Das Feld der möglichen Kandidatinnen ist gross. Die Findungskommission unter Leitung von Vizepräsidentin Anna-Katharina Zenger hat bereits eine Reihe von Kandidatinnen angefragt. Im Vordergrund stehen sicher die beiden Berner Nationalrätinnen Regula Rytz und Christine Häsler, aber auch die Bieler Energiedirektorin Barbara Schwickert.
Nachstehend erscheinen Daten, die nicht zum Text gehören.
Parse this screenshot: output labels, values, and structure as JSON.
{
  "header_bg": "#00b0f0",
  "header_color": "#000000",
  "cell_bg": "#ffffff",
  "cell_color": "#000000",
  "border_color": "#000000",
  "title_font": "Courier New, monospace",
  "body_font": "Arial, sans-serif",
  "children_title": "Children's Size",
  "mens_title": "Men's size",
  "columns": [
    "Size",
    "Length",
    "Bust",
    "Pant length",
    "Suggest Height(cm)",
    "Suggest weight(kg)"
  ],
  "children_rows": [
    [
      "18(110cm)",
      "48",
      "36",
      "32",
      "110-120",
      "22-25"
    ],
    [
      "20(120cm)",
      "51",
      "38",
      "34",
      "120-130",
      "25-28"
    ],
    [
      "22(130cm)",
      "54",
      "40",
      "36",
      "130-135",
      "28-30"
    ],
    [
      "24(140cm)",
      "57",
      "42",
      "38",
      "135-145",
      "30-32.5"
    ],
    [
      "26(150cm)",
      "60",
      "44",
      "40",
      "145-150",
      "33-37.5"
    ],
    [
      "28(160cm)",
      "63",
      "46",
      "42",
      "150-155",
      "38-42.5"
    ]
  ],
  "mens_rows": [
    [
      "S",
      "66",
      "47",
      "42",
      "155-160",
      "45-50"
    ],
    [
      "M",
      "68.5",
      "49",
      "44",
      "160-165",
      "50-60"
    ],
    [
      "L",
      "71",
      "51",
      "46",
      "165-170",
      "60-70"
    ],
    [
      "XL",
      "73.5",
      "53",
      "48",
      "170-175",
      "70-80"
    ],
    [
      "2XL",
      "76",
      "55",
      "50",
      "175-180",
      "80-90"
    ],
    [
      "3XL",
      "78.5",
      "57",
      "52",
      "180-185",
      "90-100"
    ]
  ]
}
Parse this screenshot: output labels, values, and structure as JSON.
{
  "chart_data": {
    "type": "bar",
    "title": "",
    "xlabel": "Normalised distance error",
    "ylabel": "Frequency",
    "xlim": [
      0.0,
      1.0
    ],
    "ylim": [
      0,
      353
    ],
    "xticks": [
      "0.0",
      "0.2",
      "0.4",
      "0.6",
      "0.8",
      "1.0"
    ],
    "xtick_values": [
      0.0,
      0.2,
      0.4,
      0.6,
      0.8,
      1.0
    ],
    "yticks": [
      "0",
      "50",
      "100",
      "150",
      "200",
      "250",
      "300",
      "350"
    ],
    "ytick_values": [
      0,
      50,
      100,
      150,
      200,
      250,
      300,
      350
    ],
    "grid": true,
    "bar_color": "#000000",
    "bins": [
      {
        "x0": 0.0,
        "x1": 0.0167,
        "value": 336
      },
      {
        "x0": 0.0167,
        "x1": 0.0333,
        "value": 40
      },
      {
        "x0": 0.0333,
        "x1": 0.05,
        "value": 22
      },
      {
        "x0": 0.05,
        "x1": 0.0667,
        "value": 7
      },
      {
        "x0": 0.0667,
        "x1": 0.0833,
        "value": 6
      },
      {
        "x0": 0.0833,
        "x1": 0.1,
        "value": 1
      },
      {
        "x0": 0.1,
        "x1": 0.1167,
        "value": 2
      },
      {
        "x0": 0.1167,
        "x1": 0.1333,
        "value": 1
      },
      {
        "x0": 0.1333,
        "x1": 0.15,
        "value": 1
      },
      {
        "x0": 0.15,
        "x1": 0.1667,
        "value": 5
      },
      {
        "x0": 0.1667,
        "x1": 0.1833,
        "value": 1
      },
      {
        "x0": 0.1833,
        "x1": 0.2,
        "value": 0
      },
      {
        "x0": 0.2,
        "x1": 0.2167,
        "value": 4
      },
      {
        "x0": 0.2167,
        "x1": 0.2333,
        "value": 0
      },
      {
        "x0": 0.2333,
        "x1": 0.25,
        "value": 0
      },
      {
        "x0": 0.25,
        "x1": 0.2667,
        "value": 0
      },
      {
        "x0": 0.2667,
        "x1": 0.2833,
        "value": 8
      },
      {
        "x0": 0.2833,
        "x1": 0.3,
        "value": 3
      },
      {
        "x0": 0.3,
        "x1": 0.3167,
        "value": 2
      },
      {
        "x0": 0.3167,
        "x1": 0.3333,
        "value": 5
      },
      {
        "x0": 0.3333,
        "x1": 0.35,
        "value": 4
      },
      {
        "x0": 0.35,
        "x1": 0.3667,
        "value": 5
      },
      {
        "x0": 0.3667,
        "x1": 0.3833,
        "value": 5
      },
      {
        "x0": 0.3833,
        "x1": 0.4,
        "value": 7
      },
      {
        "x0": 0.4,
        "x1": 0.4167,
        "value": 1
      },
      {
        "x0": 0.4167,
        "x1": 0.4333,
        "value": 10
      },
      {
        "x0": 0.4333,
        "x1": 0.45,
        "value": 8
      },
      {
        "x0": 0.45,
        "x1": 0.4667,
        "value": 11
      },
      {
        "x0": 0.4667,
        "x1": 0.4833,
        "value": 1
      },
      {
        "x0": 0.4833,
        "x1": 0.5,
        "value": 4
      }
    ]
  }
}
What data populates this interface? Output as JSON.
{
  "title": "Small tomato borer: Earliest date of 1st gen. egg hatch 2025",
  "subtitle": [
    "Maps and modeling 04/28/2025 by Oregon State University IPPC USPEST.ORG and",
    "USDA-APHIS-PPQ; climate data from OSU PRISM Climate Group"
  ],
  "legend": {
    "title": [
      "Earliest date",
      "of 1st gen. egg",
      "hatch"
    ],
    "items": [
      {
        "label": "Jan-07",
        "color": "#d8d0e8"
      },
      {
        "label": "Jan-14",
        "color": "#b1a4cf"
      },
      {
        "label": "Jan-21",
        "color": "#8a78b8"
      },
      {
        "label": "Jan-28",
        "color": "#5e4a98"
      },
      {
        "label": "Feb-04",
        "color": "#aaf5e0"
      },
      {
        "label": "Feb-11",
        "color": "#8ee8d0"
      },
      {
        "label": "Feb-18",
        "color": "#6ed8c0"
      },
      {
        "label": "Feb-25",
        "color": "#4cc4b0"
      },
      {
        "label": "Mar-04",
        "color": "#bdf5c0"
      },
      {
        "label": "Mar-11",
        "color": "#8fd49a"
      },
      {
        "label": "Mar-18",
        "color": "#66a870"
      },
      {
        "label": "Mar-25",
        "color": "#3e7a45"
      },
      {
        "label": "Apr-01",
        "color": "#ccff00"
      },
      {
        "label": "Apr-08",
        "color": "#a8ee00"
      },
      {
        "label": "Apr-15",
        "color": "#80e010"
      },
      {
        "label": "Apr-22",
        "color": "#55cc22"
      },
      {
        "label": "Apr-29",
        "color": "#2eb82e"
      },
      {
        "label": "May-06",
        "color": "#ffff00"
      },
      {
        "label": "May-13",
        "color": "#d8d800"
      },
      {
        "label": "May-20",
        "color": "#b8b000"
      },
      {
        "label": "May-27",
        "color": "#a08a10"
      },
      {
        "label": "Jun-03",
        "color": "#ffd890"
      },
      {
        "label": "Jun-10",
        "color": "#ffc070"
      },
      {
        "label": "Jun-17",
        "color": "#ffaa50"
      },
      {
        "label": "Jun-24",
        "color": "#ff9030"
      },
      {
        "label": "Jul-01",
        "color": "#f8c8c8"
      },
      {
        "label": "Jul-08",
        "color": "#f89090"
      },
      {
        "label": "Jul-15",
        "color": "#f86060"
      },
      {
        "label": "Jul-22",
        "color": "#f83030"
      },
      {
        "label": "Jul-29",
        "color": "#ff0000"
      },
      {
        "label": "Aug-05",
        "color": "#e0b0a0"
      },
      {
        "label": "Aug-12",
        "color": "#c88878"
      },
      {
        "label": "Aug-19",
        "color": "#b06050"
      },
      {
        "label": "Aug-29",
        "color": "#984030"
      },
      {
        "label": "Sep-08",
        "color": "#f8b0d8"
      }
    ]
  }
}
Rytz und Häsler wurden vergangenes Wochenende angefragt und haben ihr Interesse signalisiert. Für sie wäre es eine «grosse Herausforderung und Ehre», in die Fussstapfen Bernhard Pulvers zu treten, sagt Rytz. Aufgrund ihrer langjährigen Erfahrung als Berner Gemeinderätin und in den Legislativen von Kanton und Bund wäre sie sicher in der Poleposition für die Pulver-Nachfolge.

Der Kanton Bern sei ein «grosser und wichtiger Kanton», sagt die Nationalrätin. Der Entscheid sei für sie aber nicht einfach. Sie sei mittlerweile «voll in der Bundespolitik angekommen». So habe sie als Präsidentin der Grünen Schweiz den «Turnaround» im Kampf um die Wählergunst in verschiedenen Kantonen geschafft. Rytz muss das Präsidium in zwei Jahren wegen Amtszeitbeschränkung zwar abgeben. «Aber auch als Nationalrätin möchte ich inhaltlich noch etwas bewirken», sagt Rytz.

Häsler, Schwickert und Imboden

Bedenkzeit will auch Christine Häsler. Das Amt als Regierungsrat sei eine «tolle und spannende Aufgabe», sagt die Nationalrätin. Sie sei aber erst seit zwei Jahren im Parlament und möchte auch ihre Aufgabe dort gerne weiterführen, sagt die Berner Oberländerin. Interesse an einer Kandidatur haben auch die Bieler Energiedirektorin Barbara Schwickert, die kantonale Co-Präsidentin Natalie Imboden und Andrea de Meuron, die grüne Fraktionschefin im Grossen Rat. Schwickert verfügt mit ihrer bald zehnjährigen Erfahrung in der Bieler Exekutive ebenfalls über ein valables Profil.